GENEVE: Les États-Unis ont pris une décision "totalement stupide" en attaquant l'Iran, alors que les deux pays menaient des pourparlers, a estimé mardi l'ambassadeur iranien auprès des Nations unies.

Ali Bahreini, chef de la mission diplomatique d'Iran à Genève, a assuré que Téhéran n'avait aucun problème avec ses voisins, mais qu'il ne pouvait tolérer que les bases américaines dans le Golfe servent à des attaques contre l'Iran.

"La guerre n'était pas notre option. La guerre a été imposée à l'Iran", a déclaré M. Bahreini devant l'Association des correspondants de l'ONU (Acanu).

"Personne ne doit s'attendre à ce que l'Iran fasse preuve de retenue face à une agression. Nous poursuivrons notre défense jusqu'à ce que cette agression cesse", a-t-il ajouté.

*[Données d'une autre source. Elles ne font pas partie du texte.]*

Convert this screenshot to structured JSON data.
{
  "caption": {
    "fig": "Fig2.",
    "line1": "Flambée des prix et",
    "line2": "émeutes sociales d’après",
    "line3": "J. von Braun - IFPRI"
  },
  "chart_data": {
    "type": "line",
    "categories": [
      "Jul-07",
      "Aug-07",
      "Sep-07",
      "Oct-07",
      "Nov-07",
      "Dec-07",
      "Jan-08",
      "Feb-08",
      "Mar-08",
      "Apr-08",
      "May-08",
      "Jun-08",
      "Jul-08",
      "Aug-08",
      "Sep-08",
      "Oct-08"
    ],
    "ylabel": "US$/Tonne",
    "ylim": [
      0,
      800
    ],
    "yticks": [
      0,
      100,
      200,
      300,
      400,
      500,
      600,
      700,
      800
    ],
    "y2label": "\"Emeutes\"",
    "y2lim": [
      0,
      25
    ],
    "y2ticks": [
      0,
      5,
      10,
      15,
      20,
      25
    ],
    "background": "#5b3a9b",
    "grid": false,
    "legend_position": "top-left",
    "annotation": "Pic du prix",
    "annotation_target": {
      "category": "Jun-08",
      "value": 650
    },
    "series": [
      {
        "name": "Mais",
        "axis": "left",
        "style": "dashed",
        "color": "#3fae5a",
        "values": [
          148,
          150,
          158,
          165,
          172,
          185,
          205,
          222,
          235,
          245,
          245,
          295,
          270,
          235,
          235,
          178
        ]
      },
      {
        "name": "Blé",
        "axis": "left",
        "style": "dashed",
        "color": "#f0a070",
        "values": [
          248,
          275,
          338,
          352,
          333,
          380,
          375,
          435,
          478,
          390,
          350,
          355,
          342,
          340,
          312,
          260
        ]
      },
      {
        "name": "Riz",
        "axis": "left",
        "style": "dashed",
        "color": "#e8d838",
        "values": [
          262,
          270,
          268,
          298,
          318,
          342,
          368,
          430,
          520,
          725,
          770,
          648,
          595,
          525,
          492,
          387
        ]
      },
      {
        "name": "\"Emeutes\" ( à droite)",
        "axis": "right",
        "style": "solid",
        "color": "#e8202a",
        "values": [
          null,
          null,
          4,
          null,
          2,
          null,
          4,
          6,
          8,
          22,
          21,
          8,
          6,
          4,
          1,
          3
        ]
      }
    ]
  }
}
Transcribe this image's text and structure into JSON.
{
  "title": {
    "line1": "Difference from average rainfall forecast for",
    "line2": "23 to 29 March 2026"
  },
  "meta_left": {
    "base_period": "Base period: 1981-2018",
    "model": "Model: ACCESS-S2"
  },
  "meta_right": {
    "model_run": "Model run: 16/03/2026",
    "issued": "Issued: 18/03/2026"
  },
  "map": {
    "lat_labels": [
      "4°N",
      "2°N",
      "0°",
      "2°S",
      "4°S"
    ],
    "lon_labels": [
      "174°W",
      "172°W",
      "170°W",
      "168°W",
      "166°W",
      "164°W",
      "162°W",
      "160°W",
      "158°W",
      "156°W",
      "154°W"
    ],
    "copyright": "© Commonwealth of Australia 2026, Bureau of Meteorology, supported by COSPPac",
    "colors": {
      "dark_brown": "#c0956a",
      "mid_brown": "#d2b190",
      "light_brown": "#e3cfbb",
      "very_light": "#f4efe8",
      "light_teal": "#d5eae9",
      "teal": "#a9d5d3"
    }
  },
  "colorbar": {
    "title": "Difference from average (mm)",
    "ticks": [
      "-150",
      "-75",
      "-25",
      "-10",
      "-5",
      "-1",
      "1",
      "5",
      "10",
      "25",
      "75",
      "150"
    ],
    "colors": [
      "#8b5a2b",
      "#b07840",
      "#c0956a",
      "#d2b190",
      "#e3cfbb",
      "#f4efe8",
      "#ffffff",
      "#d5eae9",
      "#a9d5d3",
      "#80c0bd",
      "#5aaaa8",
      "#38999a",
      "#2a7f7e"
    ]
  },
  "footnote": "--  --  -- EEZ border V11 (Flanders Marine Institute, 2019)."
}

Le 26 février, Washington et Téhéran ont tenu des négociations indirectes à Genève sur le programme nucléaire iranien. Les médiateurs omanais avaient alors fait état de "progrès significatifs".

M. Bahreini, qui a assisté à une partie de ces négociations, a rappelé que "tout le monde était optimiste" et que les États-Unis "avaient accepté de poursuivre les négociations" à Vienne cette semaine.

Mais selon M. Bahreini, le Premier ministre israélien Benjamin Netanyahu a convaincu le président américain Donald Trump de sacrifier la diplomatie et d'attaquer l'Iran.

"C'était une décision totalement stupide. Ils comprendront plus tard à quel point cette décision était stupide. Ils le comprendront tous les deux, car l'Iran déterminera fermement le cours et l'issue de cette guerre", a-t-il soutenu.

"Tous nos voisins sont aujourd'hui déçus par la trahison des États-Unis, car tout le monde œuvrait pour la voie diplomatique, en particulier Oman. Les États-Unis ont trahi tout le monde", a encore insisté M. Bahreini.

Quand aux frappes de Téhéran contre des pays de la région abritant des bases américaines, il ne s'agit pas selon lui de représailles. "C'est un acte de légitime défense", a-t-il assuré.

"Nous ne pouvons en aucun cas permettre que ces bases soient utilisées pour mener des opérations militaires contre l'Iran", a ajouté M. Bahreini, assurant que les opérations iraniennes visaient "exclusivement "les installations militaires américaines.

Mardi, Trump a affirmé que les dirigeants iraniens "veulent discuter", mais M. Bahreini a affirmé qu'aucune démarche n'avait été entreprise auprès de Washington : "Il n'y a eu aucun contact de notre côté" depuis le début du conflit, a assuré le diplomate iranien.